Just when President Bush was getting past the chads of Florida, he faces yet another dangling controversy over race, representation and fairness.
It is reapportionment time. The president faces crucial choices over how to use new census data to redraw congressional boundaries and distribute about $185 billion a year in federal funds to the states.
The census misses some people, particularly some hard-to-reach urban minorities. It counts some people more than once. The latter group is more likely than the undercounted group to be white, of higher income, college students or owners of more than one home.
To compensate for the disparities, which tend to undercount Democrats, the Democrats want to use a method called sampling, in which the census would be adjusted based on an analysis of who was missed in the actual count. Republicans call sampling a sneaky way to invent people in order to enhance Democratic representation. They cite the Constitution’s requirement of an “actual enumeration” of the population for political reapportionment, and they have a solid argument.

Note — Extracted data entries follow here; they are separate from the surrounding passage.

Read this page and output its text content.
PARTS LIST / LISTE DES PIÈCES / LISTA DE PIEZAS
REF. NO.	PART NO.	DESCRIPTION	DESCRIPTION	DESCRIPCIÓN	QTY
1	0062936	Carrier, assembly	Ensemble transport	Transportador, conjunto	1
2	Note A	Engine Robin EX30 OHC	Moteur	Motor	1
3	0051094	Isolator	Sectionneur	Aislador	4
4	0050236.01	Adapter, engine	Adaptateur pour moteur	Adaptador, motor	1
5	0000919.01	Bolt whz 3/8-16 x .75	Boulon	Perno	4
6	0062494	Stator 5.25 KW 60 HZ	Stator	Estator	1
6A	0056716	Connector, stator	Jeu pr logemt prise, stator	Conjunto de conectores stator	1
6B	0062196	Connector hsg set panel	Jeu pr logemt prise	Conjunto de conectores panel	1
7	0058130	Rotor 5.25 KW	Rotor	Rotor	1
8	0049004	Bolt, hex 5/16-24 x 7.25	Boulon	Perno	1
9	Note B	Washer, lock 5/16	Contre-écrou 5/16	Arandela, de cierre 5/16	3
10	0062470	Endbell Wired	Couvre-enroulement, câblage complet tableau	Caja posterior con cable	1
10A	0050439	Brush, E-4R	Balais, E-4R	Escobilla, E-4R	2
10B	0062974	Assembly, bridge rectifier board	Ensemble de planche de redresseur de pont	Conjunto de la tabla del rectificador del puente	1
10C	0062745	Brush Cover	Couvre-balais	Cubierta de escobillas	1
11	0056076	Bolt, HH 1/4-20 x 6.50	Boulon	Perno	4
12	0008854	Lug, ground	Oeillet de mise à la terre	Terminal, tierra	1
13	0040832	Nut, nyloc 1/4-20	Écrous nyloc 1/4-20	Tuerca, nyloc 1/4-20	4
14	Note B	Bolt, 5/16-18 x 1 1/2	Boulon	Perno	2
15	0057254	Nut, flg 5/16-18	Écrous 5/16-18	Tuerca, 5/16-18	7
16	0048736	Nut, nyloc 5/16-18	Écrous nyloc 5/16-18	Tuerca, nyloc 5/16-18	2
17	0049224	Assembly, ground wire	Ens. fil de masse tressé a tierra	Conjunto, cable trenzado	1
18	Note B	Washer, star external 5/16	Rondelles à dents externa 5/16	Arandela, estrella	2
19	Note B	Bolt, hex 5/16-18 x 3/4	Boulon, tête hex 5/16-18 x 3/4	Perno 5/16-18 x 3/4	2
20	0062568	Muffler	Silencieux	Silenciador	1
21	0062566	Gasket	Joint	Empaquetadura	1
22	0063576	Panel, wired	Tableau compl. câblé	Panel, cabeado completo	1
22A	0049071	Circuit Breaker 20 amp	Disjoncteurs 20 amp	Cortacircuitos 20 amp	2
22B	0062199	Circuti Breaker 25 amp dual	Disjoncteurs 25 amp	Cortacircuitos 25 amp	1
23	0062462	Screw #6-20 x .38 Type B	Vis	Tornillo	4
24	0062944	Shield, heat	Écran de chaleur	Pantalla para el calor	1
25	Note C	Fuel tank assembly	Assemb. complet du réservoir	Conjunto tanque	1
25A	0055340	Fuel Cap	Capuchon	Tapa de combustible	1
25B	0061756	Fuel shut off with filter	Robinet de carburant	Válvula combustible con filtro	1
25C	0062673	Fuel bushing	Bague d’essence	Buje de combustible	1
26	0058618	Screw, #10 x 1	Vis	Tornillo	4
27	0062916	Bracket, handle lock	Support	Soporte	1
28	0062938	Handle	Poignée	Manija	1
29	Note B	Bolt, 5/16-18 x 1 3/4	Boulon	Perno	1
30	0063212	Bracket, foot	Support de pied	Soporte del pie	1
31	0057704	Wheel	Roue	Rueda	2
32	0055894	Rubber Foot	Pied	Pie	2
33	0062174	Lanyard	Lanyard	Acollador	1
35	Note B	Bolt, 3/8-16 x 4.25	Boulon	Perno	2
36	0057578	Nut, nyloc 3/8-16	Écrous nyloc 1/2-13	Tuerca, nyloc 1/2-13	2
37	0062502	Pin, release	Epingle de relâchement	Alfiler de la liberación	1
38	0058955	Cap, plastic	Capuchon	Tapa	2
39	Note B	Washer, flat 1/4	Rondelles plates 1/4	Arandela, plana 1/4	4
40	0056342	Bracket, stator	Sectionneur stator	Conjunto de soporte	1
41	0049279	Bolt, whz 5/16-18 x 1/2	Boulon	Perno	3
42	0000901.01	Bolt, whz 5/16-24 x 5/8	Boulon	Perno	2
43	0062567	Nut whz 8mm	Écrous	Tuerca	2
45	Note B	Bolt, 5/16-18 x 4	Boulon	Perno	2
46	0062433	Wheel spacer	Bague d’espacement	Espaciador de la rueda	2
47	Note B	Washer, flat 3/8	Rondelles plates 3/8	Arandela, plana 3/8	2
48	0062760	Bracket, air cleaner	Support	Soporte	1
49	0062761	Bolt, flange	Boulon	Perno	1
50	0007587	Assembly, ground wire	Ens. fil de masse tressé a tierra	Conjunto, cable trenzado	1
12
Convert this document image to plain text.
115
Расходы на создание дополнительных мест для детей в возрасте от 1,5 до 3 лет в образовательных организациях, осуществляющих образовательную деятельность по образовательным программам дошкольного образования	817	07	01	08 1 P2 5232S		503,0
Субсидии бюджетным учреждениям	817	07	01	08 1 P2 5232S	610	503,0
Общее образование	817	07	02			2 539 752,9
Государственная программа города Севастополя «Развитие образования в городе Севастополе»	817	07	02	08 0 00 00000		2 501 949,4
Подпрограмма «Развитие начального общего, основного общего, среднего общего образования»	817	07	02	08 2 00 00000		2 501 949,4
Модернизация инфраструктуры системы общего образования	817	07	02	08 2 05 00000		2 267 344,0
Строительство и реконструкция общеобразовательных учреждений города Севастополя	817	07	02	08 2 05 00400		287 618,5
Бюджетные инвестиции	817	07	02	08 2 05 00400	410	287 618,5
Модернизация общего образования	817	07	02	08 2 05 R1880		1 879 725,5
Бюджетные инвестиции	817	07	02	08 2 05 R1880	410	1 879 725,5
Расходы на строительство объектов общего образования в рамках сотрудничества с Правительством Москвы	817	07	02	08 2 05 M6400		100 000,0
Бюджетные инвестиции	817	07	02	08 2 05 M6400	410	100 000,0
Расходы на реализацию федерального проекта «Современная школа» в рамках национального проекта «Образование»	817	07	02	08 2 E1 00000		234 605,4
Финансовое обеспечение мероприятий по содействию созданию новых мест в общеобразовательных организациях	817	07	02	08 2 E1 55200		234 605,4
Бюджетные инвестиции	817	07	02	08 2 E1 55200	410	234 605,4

Early reports indicate the undercount for 2000 was smaller than it was in 1990, when the census missed an estimated 8.4 million and double-counted 4.4 million. Still it is likely the census once again missed large enough pockets of people to jeopardize aid to areas that most desperately need it.
What’s Bush to do? We should know soon. On Friday, Commerce Secretary Don Evans announced he has reversed Clinton administration policy that left the decision about sampling with the Census Bureau. Evans will make the decision himself.
Bush’s political dilemma is particularly precarious now. Republicans cling to a slim lead in the House. Democrats, particularly black Democrats, complain that the GOP suppressed black votes in Florida last November. Bush has opposed sampling, but last weekend at a Democratic congressional retreat he deferred judgment until he could be briefed on the census.
On this dilemma, Bush can look to the record of his father for guidance. Ten years ago, President George Bush’s Commerce Secretary, Robert Mosbacher, outraged Democrats by refusing to adjust the 1990 census figures. But, later, on the separate question of how federal funds would be distributed, Mosbacher found that sampled data, if scientifically sound, could be used.
Using the actual count for reapportionment–which the Constitution requires–and adjusted figures for funding–on which the Constitution is silent–offers Bush a classic Washington compromise.